Question

a sodium hydroxide solution that contains 47.8 grams of naoh per l of solution has a density of 1.02 g/ml. calculate the molality of the naoh in this solution.

Answer 1

The molality of the NaOH solution is calculated by dividing the number of moles of NaOH by the mass of the solvent (water) in kilograms, resulting in a molality of 1.229 mol/kg.

Step-by-step explanation:

To calculate the molality of the NaOH solution, we first need to find the number of moles of NaOH. With the given mass of NaOH (47.8 grams) and its molar mass (40.0 g/mol), we can calculate this number.

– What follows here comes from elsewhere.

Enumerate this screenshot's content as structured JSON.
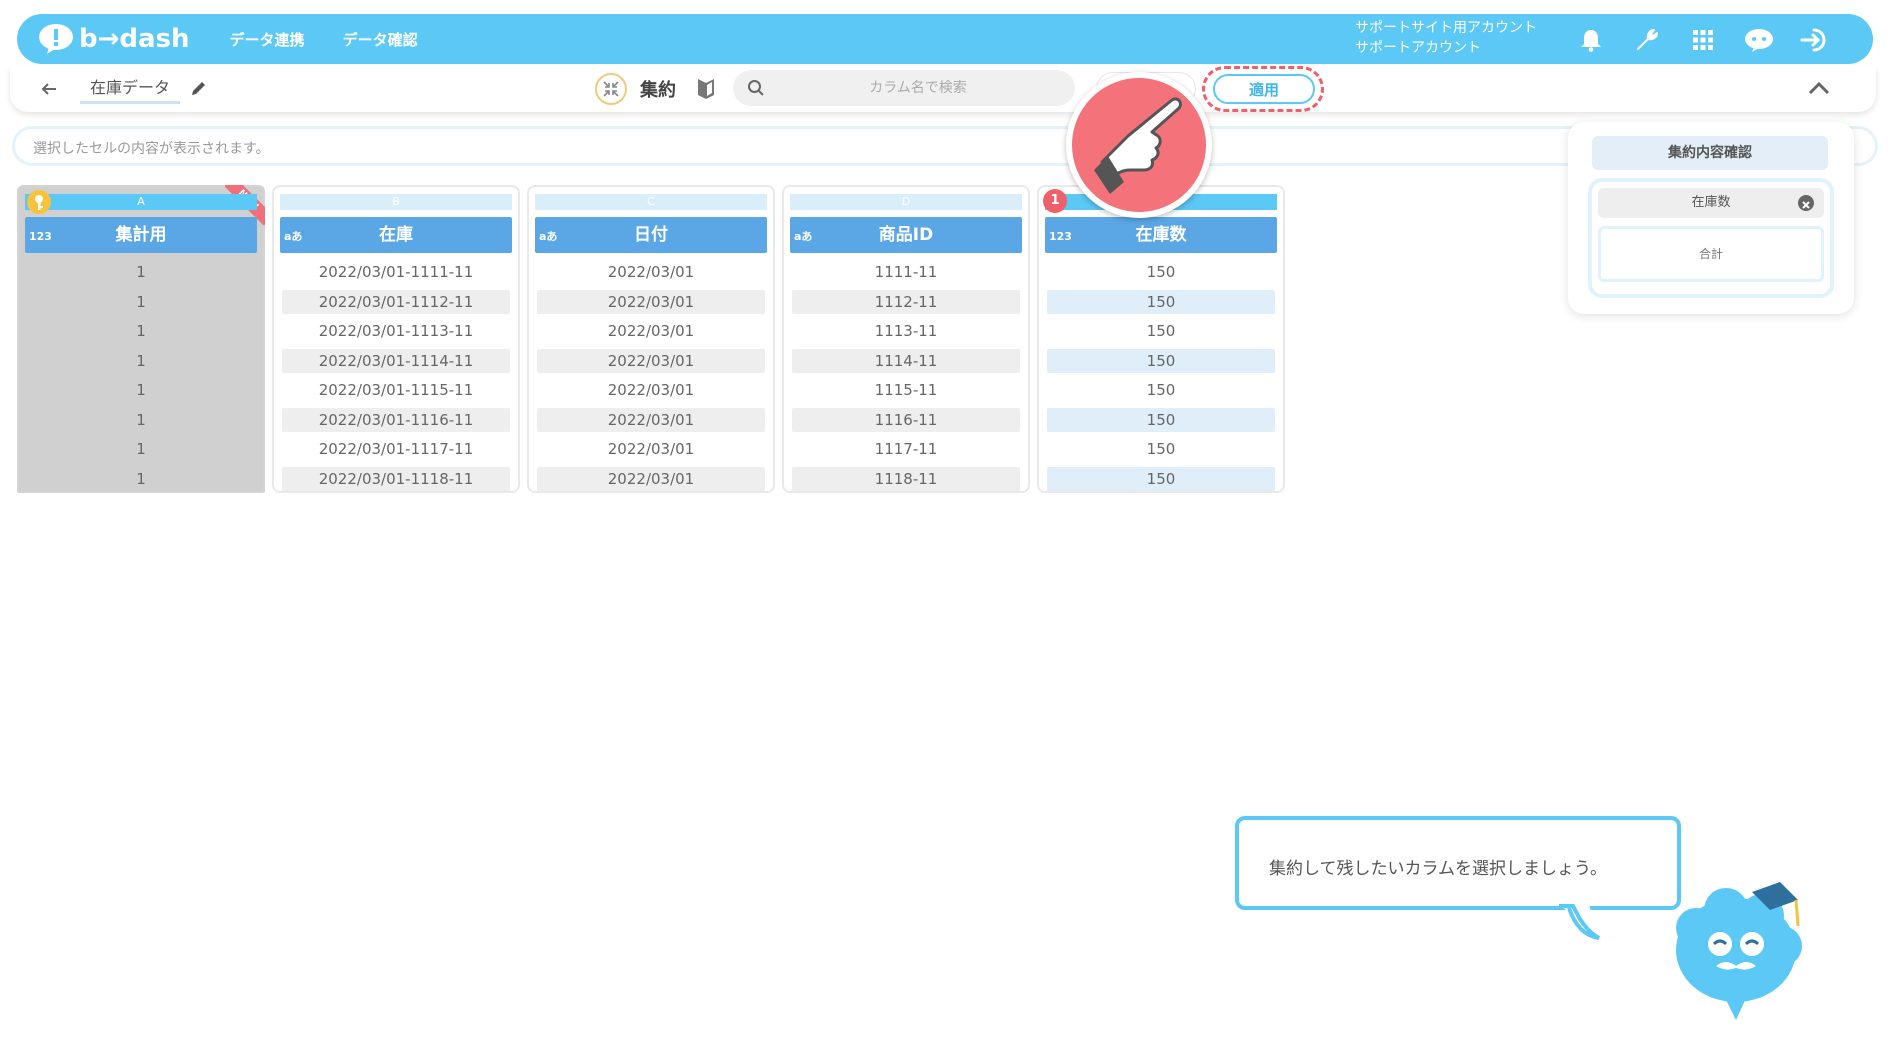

Moles of NaOH = Mass of NaOH / Molar mass of NaOH

= 47.8 g / 40.0 g/mol

= 1.195 moles

Since the solution's density is 1.02 g/mL, the mass of 1 liter of this solution is:

Mass of solution = Density × Volume

= 1.02 g/mL × 1000 mL

= 1020 grams

To find the molality, we need to know the mass of the solvent (water) in kilograms:

Mass of water = Mass of solution - Mass of solute

= 1020 g - 47.8 g

= 972.2 g

= 0.9722 kg

Now, we can calculate the molality of the NaOH solution:

Molality (m) = Moles of solute / Mass of solvent in kg

= 1.195 moles / 0.9722 kg

= 1.229 mol/kg

Therefore, the molality of the NaOH solution is 1.229 mol/kg.